McGraw-Hill Education VP Alfred Essa on Building Strong Data Cultures
Alfred Essa, VP, Analytics and R&D at McGraw-Hill Education, tells Jeff Frick, Host of tech interview show theCUBE, how data and analytics is revolutionizing education provision
Data and analytics leaders must take steps now to avoid repeating the mistakes IT leaders made in the 1980s. Or at least, that’s what Alfred Essa, VP, Analytics and R&D at educational content publisher McGraw-Hill Education, argued during Corinium’s 2018 Chief Analytics Officers Spring conference.
While speaking to Jeff Frick, Host of tech interview show theCUBE, he argued that these executives must target business process change to ensure their investments translate into productivity gains.
“There was a sort of paradox in the 70s and 80s when it comes to technology, and I think we have something similar going on [now],” he said. “Economists noticed that we were investing [billions of dollars] into IT. But there were no productivity gains.”
“Just investing in technology in itself is not sufficient,” he continued. “We are at the cusp, where people are recognizing that technology can make a difference.
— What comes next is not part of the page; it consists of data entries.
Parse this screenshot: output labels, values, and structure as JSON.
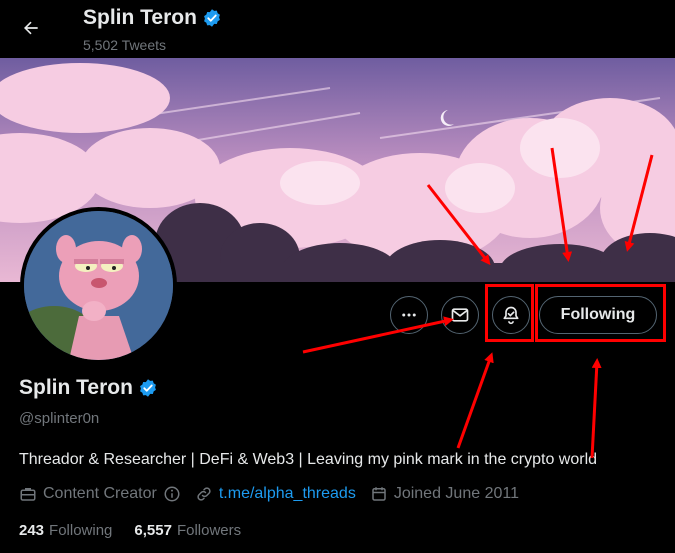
{
  "header": {
    "display_name": "Splin Teron",
    "tweet_count": "5,502 Tweets"
  },
  "profile": {
    "display_name": "Splin Teron",
    "handle": "@splinter0n",
    "bio": "Threador & Researcher | DeFi & Web3 | Leaving my pink mark in the crypto world",
    "category": "Content Creator",
    "link": "t.me/alpha_threads",
    "joined": "Joined June 2011"
  },
  "actions": {
    "follow_label": "Following"
  },
  "stats": {
    "following_count": "243",
    "following_label": "Following",
    "followers_count": "6,557",
    "followers_label": "Followers"
  },
  "colors": {
    "background": "#000000",
    "text": "#e7e9ea",
    "muted": "#71767b",
    "accent": "#1d9bf0",
    "annotation": "#ff0000"
  }
}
But it’s not technology alone.”
The Future is Transparent and Open Source
Businesses may need to change in order to make the most of data-driven technologies. But data scientists are already changing the way they think about the competitive advantages that support their businesses.
Frick noted that the old model of closed IP systems is being crushed by communities that are embracing open source technologies. Essa agreed that this kind of sharing is good for everyone, as it accelerates the pace of innovation.
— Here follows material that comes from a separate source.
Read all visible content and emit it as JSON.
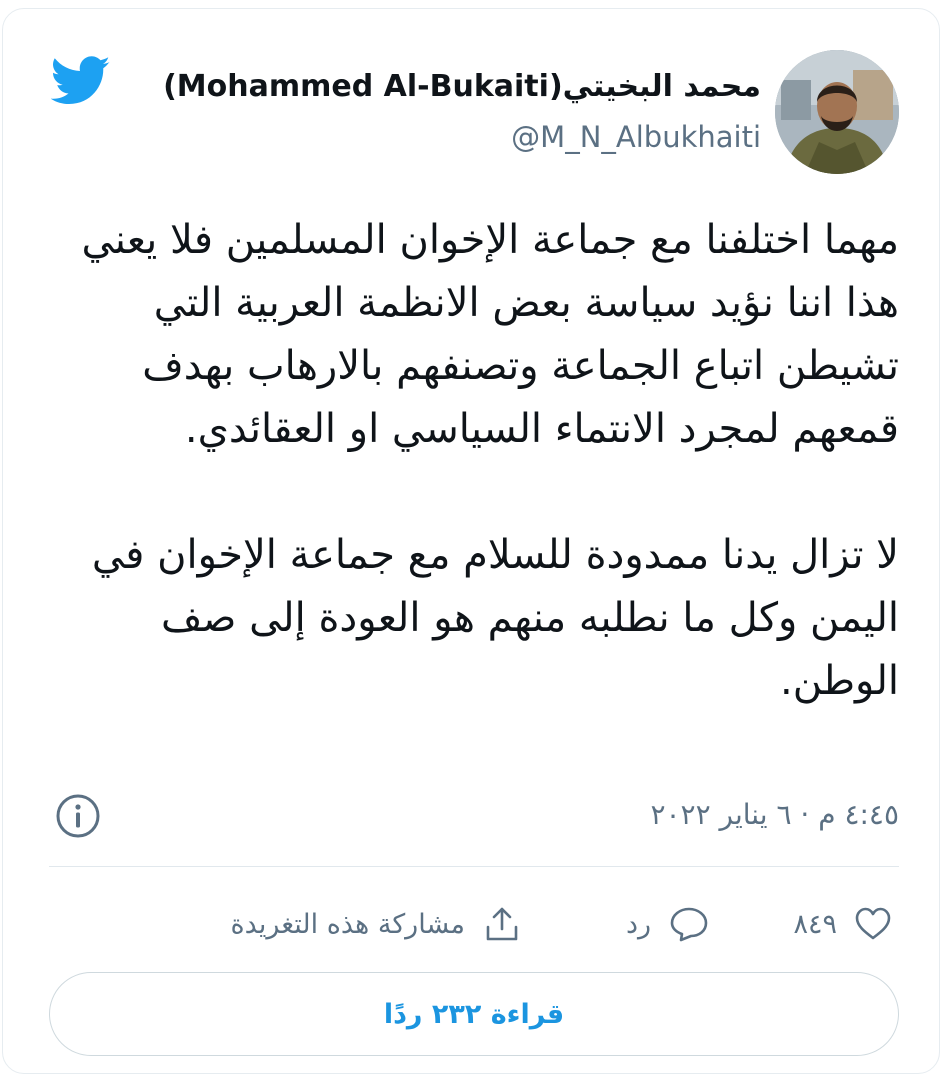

“How can we entice, lure and collaborate with the best and brightest?” he asked. “One of the ways we are doing this around analytics and data and learning science is, we have put together an advisory board of learning science researchers.
“These are the best and brightest learning science data scientists. They are on our advisory board and they give us guidance on our research portfolio.”
However, Frick also argued that data scientists have a duty to ensure that data-driven tools work in a transparent way. What’s more, he claimed that this transparency could become a competitive advantage for companies that are able to achieve it.
“I sort of think of it as gears in the block box,” he said. “What we should be able to do is allow our customers, academic researchers and users to understand what the gears do and how they work.”